Liputan6.com, Jakarta - Harga Emas terus bergerak turun, sempat diperdagangkan di titik terendah dalam tujuh minggu di kisaran USD 2.600 per ons sebelum turun lebih jauh ke kisaran USD 2.540 per ons pada Kamis 15 November 2024.
Analisis dari Andy Nugraha Dupoin Indonesia menjelaskan, pelemahan harga emas ini dipengaruhi oleh penguatan Dolar AS (USD) yang memberikan tekanan besar pada logam mulia. Kombinasi berbagai faktor fundamental memperkuat tekanan pada emas.
Berita Partai Republik kini menguasai mayoritas di Kongres AS meningkatkan ekspektasi pasar terhadap kebijakan ekonomi pro-USD dari Presiden terpilih Donald Trump. Kebijakan tersebut diperkirakan akan bersifat inflasi tetapi secara keseluruhan mendukung penguatan Dolar AS.
"Karena emas sebagian besar dihargakan dalam USD, apresiasi Greenback menjadi pendorong utama pelemahan harga logam mulia," kata dia dalam keterangan tertulis, Jumat (15/11/2024).
Selain itu, pasar saham AS yang menguat juga menjadi faktor lain yang mengalihkan perhatian investor dari emas. Harapan akan pajak perusahaan yang lebih rendah serta regulasi yang lebih longgar di bawah pemerintahan baru Trump memicu optimisme, sehingga meningkatkan laba perusahaan dan menurunkan daya tarik emas sebagai aset safe haven.
Teknikal
Di sisi teknikal, Andy melihat bahwa, emas saat ini berada dalam tren bearish yang kuat, sebagaimana ditunjukkan oleh kombinasi indikator Moving Average. Proyeksi menunjukkan bahwa harga emas berpotensi melanjutkan penurunan menuju USD 2.550. Namun, jika terjadi rebound, harga dapat meningkat ke level USD 2.578 sebagai target terdekat.
Permintaan Emas Global Turun
Sementara itu, prospek suku bunga Federal Reserve turut memengaruhi sentimen terhadap emas.
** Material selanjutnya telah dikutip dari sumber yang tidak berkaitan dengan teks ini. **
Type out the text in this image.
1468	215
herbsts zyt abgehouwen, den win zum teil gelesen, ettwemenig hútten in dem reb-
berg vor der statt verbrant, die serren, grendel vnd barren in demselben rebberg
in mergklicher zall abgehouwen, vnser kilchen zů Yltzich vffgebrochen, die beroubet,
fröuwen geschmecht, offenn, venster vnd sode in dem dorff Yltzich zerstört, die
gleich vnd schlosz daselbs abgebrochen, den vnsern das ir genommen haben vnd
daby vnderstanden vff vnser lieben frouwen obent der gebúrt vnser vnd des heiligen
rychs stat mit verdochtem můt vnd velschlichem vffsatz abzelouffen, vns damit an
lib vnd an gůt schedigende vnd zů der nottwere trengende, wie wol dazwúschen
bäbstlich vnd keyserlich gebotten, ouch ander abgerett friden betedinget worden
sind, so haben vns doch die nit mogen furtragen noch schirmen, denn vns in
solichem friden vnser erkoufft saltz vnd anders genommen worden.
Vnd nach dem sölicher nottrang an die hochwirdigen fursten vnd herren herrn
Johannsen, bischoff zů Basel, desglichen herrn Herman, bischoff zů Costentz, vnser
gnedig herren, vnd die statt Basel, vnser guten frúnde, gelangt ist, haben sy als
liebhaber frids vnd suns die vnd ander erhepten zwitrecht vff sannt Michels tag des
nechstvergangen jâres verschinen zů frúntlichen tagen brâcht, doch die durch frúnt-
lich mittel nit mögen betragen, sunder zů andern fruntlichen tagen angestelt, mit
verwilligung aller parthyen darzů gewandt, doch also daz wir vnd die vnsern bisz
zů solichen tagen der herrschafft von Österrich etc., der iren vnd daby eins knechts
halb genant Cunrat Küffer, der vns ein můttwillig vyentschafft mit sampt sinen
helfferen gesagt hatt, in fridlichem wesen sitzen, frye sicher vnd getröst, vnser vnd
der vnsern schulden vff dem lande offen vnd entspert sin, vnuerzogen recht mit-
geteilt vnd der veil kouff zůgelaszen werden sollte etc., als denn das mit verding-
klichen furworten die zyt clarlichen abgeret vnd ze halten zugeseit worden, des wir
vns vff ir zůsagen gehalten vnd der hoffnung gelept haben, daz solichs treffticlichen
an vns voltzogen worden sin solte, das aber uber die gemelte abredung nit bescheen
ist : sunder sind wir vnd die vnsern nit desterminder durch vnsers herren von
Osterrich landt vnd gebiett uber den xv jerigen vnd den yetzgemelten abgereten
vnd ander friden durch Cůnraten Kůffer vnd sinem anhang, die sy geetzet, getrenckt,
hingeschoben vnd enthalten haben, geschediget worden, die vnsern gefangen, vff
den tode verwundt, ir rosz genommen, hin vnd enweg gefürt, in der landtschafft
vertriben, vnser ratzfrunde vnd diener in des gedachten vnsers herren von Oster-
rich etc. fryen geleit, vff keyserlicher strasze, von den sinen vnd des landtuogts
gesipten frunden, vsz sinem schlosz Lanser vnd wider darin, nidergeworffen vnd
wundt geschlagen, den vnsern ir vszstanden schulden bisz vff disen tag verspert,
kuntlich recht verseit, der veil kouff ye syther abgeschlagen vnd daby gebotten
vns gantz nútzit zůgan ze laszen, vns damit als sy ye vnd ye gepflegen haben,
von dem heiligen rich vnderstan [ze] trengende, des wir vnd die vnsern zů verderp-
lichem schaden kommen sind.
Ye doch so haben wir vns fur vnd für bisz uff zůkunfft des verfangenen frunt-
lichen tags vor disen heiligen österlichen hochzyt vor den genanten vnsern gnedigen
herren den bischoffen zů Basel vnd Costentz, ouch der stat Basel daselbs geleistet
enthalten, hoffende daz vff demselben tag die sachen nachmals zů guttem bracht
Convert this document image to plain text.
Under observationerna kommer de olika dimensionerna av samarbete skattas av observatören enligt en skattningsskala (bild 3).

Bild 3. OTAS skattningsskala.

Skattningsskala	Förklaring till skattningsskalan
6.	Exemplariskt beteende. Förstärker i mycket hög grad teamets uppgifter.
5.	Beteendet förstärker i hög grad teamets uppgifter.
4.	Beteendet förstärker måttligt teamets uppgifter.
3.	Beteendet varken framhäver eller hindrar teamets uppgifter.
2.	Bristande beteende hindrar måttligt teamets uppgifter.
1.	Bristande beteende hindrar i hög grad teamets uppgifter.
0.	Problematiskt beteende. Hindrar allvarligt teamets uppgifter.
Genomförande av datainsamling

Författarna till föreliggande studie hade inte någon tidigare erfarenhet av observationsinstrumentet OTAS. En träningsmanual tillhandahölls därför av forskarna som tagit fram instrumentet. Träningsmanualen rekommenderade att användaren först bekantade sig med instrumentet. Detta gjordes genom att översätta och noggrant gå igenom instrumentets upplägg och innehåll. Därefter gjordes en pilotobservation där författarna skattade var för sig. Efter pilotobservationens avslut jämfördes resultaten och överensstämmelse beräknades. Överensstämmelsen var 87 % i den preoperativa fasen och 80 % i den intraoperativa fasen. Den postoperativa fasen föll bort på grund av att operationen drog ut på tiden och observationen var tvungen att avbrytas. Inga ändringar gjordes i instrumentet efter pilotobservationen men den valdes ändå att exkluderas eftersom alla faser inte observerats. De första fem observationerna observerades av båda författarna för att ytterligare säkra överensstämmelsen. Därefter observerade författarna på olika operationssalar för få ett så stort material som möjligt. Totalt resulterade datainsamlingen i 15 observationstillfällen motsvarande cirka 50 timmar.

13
Data inflasi AS yang dirilis baru-baru ini memperkuat ekspektasi bahwa The Fed akan menurunkan suku bunga sebesar 25 basis poin pada bulan Desember.
Meskipun suku bunga yang lebih rendah biasanya positif untuk emas, efek ini diimbangi oleh penguatan USD yang lebih dominan dalam kondisi pasar saat ini.
Permintaan emas global juga menunjukkan penurunan, terutama di Tiongkok, konsumen terbesar emas di dunia. Perlambatan ekonomi Tiongkok, yang diperburuk oleh meningkatnya perang dagang dengan AS, menjadi salah satu faktor pelemahan permintaan. Selain itu, perkembangan geopolitik turut memengaruhi pergerakan harga emas.
Meski biasanya emas naik di tengah ketidakpastian geopolitik, beberapa tanda de-eskalasi konflik global menahan lonjakan harga. Misalnya, langkah Korea Selatan membatalkan bantuan mematikan ke Ukraina dan upaya gencatan senjata di Timur Tengah memberikan sentimen positif yang mengurangi kebutuhan investor terhadap aset safe haven seperti emas.
Dengan kombinasi faktor-faktor ini, Andy Nugraha memperingatkan bahwa tekanan pada emas kemungkinan akan terus berlanjut, terutama jika penguatan Dolar AS dan optimisme terhadap kebijakan Trump mendominasi sentimen pasar.